"Man, in New Orleans we really are fortunate — we got some of the best things in the world," Chef Paul Prudhomme once said. "And one of those things is the muffuletta sandwich."
And one of the best things about New Orleans was Prudhomme himself.
He was known for introducing blackened redfish to the rest of us, for his cooking demos and for his line of magic spices. Needless to say, Prudhomme changed the way the world saw Louisiana cooking.
He has died at the age of 75.
Poppy Tooker, a native New Orleanian and host of the radio show Louisiana Eats!, spoke to All Things Considered's Kelly McEvers on Thursday about how Prudhomme changed the way we think about food.
"Paul didn't just change the way the country and the world viewed the food of southern Louisiana, but in fact because he grew up on a sharecropping farm as one of 13, they lived off the land completely. So when Paul got his first big break and worked at Commander's Palace [a restaurant in New Orleans], he began the farm to table movement."
What's more, says Tooker, by "eating local, seasonal, fresh, he revolutionized the entire American food scene, not just Creole and Cajun."
Prudhomme was actually the first American chef hired at Commander's Palace, says Tooker. "Before that time, as in much of the U.S., everybody thought that you had to go to France to get a chef if you were going to have a fine-dining establishment. And he changed all that."
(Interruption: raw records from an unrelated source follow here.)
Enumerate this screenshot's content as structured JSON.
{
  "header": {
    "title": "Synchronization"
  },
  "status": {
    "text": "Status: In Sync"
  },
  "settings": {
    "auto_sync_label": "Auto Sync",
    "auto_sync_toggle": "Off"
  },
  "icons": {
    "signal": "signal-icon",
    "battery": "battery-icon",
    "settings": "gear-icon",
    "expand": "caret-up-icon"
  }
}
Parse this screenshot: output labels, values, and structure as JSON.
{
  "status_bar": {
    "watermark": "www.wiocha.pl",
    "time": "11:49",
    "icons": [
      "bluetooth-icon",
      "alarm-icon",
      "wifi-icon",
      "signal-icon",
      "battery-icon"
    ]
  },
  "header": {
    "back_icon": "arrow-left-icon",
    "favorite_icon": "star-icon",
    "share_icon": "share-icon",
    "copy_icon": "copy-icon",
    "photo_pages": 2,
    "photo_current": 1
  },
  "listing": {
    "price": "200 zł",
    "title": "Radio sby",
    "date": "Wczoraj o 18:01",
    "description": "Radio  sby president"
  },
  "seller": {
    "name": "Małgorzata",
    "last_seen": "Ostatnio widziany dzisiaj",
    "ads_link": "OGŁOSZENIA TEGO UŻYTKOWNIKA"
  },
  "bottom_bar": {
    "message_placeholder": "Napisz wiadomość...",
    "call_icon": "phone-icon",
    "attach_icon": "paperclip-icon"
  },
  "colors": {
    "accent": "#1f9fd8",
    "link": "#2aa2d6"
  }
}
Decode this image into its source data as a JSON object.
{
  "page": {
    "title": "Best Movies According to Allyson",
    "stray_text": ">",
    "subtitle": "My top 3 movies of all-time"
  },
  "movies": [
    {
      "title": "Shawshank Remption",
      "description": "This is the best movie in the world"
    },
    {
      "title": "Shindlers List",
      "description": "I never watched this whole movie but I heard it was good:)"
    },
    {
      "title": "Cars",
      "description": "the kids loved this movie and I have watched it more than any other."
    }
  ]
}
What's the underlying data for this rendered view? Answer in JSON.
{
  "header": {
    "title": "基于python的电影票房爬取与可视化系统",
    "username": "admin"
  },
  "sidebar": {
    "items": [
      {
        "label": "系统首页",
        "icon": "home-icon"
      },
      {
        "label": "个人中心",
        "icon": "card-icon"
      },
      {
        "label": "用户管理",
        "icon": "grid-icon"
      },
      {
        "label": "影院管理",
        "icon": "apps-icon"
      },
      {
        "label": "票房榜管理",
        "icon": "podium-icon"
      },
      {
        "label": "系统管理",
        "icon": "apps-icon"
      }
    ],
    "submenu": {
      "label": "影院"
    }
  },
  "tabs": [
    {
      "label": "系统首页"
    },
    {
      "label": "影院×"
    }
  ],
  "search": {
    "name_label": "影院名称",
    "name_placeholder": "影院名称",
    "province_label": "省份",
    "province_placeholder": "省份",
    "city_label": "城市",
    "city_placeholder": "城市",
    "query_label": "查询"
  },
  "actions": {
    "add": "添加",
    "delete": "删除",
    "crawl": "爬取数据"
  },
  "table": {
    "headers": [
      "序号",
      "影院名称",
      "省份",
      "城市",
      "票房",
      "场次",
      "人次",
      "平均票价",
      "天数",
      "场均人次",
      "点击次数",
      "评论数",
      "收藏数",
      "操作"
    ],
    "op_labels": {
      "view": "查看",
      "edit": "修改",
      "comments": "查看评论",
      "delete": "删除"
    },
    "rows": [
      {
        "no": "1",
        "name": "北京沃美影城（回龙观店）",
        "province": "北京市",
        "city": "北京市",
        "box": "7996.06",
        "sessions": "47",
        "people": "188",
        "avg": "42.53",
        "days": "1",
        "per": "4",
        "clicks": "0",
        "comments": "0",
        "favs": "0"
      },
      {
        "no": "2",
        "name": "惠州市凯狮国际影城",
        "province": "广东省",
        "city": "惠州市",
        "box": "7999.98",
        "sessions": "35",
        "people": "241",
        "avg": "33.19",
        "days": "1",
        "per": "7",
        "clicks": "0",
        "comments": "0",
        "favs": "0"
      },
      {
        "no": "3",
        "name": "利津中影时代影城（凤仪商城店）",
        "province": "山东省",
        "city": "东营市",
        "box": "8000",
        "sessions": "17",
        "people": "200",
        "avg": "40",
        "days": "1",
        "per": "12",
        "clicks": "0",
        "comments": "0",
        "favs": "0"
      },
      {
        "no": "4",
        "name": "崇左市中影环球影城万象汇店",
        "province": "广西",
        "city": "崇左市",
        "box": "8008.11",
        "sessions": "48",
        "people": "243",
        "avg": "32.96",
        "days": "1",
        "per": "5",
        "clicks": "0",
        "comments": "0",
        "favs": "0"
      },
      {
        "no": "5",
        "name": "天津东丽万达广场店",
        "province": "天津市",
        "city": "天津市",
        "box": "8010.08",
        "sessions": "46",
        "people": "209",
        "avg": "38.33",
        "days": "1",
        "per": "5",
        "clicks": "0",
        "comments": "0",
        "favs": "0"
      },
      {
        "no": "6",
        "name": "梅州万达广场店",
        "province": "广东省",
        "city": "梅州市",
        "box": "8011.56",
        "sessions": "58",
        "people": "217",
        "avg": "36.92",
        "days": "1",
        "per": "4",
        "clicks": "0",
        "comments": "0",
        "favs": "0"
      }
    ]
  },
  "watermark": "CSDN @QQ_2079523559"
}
In the grocery aisle, Prudhomme was perhaps best known for his Magic Spice Blend, which contains salt, paprika, white pepper, onion powder, garlic power, black pepper, thyme and oregano. "It was really, really unique and he literally kept it in his pocket," says Tooker.
The menu dish Prudhomme was most famous for is blackened redfish. "He created it almost on a whim, in a black iron skillet," she says. "He passed it out into a restaurant and everybody loved the redfish so much that quickly a fish that had kind of been a trash fish it became so sought after that he was literally responsible through that dish for that entire species almost becoming extinct."
But what Tooker says she will remember most about Prudhomme is "his enormous generosity of spirit. Paul was a man who could never tell you no. His heart was always open, and a smile was always on his face. And whether it was in the pot or in the pan, he was always making a little magic."